= Ultraliberalism =

Term for extreme liberal politics

Ultraliberalism is a political term for extreme liberal politics, which can be used in different contexts.

== Market liberalism ==
Ultraliberalism often refers to an extreme form of market liberalism; in particular, market fundamentalism is also closely associated with ultra-liberal right-wing politics, which radically seek flexible labor markets and the marketization of public services.

Emmanuel Macron, a French President and centrist politician, has been accused of "being an ultra-liberal president for the rich" by some members of the yellow vest movement or the left wing of France. He labelled himself as a "centrist liberal", refusing observations by critics that he is an "ultra-liberal" economically.

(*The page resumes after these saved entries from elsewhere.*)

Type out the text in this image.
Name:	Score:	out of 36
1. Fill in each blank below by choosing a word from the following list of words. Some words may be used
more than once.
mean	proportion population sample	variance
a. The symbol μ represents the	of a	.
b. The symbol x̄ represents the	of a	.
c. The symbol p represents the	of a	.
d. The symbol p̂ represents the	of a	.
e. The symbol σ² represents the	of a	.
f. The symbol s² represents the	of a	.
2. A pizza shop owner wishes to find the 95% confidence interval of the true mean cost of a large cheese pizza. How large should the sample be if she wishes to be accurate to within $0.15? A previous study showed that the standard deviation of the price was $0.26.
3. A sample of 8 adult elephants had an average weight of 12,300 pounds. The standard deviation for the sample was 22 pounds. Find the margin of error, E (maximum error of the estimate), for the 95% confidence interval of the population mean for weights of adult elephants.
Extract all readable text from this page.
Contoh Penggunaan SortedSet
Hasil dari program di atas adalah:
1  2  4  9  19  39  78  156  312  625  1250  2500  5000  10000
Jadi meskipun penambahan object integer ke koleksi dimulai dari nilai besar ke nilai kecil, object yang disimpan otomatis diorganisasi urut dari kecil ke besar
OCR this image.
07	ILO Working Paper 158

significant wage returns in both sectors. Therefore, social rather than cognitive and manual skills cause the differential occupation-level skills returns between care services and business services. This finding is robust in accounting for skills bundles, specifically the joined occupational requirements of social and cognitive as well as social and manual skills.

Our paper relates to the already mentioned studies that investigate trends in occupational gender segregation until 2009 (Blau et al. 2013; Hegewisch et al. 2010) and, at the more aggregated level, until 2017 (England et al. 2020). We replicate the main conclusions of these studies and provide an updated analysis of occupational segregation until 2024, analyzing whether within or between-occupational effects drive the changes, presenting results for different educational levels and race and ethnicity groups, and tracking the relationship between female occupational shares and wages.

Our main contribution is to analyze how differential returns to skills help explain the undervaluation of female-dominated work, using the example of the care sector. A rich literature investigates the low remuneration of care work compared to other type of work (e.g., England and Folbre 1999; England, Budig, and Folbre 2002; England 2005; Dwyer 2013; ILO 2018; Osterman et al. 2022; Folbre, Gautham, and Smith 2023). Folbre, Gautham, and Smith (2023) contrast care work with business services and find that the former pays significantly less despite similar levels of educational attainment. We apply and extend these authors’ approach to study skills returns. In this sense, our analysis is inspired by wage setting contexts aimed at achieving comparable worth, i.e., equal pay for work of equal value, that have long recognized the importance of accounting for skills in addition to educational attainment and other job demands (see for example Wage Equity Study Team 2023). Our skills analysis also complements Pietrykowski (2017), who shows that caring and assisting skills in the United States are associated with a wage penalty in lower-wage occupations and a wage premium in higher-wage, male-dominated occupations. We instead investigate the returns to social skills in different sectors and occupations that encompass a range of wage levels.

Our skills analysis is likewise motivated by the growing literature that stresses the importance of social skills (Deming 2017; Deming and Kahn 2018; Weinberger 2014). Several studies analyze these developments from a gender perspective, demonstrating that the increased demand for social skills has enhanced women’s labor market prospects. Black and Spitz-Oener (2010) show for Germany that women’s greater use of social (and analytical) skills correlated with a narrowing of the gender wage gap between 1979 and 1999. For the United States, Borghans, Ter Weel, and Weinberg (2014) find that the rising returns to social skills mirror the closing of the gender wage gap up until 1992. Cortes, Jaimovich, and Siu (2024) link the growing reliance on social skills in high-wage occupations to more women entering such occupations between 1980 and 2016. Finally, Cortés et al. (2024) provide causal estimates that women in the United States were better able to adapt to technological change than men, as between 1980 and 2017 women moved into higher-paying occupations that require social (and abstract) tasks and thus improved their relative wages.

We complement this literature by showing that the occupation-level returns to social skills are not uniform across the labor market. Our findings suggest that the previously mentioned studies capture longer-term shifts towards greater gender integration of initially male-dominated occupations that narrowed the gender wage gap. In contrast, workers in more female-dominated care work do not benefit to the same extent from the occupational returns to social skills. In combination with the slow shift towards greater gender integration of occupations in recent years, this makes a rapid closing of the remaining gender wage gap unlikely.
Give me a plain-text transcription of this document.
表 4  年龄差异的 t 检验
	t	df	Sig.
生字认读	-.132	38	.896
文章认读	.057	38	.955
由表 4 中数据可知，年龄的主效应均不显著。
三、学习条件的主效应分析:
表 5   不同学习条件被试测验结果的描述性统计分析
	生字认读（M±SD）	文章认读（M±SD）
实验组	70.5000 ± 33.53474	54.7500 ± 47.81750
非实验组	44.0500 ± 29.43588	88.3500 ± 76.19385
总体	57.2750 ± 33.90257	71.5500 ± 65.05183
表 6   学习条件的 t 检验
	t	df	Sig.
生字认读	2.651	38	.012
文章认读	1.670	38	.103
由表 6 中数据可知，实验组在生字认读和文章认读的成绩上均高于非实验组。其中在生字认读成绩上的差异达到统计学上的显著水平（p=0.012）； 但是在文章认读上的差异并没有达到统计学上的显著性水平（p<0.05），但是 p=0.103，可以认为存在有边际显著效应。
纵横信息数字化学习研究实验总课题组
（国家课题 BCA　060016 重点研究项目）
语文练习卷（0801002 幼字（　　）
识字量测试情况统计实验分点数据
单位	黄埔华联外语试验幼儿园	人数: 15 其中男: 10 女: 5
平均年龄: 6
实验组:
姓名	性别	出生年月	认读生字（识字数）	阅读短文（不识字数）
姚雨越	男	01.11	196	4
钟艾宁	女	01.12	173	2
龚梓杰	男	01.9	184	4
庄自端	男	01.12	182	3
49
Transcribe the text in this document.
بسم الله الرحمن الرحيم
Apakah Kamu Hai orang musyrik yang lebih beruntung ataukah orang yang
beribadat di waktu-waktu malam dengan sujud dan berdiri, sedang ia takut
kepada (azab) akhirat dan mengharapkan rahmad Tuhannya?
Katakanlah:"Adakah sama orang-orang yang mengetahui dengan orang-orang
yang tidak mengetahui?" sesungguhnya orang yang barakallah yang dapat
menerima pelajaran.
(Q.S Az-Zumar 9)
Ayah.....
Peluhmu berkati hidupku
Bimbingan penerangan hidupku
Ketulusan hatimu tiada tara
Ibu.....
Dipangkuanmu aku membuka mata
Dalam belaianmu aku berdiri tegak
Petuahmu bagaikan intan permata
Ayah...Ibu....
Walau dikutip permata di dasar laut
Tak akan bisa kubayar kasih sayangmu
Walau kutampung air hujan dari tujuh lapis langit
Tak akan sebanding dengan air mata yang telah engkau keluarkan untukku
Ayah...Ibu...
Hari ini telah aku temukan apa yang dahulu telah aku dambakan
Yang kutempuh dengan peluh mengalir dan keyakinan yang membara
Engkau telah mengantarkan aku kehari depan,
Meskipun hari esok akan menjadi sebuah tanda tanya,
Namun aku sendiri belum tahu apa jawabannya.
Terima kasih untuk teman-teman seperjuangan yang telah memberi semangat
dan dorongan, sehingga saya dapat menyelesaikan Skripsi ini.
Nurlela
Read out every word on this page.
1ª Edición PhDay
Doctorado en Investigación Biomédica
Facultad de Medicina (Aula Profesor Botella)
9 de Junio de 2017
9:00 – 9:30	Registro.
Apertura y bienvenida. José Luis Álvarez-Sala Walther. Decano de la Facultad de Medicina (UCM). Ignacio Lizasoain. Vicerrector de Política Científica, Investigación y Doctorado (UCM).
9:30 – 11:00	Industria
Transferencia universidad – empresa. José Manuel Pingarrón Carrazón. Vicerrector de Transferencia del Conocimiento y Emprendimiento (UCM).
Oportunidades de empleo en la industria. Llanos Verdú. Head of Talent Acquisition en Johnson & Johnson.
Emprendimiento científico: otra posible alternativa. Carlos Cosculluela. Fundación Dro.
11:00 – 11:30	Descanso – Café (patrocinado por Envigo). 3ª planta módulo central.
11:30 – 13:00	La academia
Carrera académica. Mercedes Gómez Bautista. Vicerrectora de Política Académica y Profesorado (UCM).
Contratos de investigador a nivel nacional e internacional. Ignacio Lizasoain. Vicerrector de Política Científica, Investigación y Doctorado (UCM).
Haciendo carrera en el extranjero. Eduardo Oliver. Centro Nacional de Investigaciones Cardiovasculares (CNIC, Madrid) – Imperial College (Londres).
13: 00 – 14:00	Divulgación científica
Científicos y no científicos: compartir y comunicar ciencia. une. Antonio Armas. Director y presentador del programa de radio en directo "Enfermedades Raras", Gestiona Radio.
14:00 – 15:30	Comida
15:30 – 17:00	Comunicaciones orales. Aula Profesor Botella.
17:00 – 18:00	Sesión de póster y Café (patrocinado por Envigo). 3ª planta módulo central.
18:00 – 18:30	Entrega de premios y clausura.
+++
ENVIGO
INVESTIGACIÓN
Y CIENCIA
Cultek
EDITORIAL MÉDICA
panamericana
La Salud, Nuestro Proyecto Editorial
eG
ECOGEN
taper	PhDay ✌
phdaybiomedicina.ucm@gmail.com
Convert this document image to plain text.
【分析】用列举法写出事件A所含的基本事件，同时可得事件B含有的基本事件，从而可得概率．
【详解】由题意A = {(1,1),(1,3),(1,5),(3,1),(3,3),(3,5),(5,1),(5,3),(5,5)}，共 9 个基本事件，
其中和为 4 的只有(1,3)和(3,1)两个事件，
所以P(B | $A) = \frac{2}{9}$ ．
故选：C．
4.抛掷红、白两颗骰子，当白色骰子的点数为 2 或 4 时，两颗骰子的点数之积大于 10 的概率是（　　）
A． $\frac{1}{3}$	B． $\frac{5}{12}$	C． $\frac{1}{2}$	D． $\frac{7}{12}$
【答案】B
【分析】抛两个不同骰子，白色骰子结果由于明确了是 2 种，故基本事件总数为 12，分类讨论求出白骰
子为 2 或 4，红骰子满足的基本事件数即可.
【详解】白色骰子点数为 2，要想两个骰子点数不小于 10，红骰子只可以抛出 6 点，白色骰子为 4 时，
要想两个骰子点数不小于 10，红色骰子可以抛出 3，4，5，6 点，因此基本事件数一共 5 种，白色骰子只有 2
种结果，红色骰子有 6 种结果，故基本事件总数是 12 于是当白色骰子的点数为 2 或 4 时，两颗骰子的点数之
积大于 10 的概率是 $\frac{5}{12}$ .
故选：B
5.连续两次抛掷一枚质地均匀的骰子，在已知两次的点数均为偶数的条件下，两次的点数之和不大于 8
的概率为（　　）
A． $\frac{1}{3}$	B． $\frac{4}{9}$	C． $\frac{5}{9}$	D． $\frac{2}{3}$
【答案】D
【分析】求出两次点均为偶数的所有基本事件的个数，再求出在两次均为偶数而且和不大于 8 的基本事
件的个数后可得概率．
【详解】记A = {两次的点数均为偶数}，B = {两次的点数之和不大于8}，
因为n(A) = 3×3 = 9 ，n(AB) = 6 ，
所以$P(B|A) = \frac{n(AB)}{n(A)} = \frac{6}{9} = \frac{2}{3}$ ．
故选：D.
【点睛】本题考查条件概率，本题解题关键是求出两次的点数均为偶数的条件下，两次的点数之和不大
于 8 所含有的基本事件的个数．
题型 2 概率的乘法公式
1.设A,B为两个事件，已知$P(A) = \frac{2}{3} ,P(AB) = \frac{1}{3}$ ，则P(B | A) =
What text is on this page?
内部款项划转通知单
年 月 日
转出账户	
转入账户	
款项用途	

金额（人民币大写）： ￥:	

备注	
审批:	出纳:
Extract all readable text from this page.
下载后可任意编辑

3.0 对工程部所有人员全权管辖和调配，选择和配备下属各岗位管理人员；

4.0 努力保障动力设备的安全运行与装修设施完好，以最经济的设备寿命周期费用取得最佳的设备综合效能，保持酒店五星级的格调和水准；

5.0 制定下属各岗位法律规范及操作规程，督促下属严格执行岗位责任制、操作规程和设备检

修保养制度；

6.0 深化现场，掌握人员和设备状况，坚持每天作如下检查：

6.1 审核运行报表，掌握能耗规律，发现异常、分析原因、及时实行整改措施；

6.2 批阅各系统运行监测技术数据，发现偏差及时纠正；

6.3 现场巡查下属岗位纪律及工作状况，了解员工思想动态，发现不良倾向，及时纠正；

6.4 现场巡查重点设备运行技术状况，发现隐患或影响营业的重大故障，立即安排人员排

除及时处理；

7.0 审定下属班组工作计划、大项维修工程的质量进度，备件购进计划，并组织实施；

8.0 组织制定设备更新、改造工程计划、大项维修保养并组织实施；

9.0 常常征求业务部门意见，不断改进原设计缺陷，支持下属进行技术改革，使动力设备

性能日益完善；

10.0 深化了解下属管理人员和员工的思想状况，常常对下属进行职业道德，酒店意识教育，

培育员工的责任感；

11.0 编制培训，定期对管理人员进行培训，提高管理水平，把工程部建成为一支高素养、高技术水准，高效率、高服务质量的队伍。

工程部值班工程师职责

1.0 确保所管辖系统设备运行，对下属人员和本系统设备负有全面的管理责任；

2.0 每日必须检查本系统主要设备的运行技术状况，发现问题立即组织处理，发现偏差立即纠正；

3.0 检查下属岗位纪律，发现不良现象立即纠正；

Javier Milei, the Argentinian President and right-libertarian politician, is variously described as an ultraconservative or an ultraliberal.

== Social liberalism ==
Ultraliberalism, in some countries, including the United States, could mean radical, "woke", or left-leaning social liberalism and progressivism; in this context, "ultra-liberal" often has a contrasting meaning to "ultra-conservative". Some American leftists or socialists, such as "Squad" politicians, are referred to as "ultra-liberal" in the American political context.

Hardline cultural liberal or civil libertarian stances are sometimes described as ultra-liberal. For example, the Ale Yarok, is considered "ultra-liberal" by Israel's political standards because it supported the legalization of marijuana, prostitution, and gambling. Mohammad-Reza Khatami is considered "ultra-liberal" by conservative Iran's political standards, as he supported the most Western liberal democracy among Iranian reformists.

The term "ultra-liberal" is also used to describe socially liberal views within religion; opposite term is "ultra-conservative" or "ultra-strict".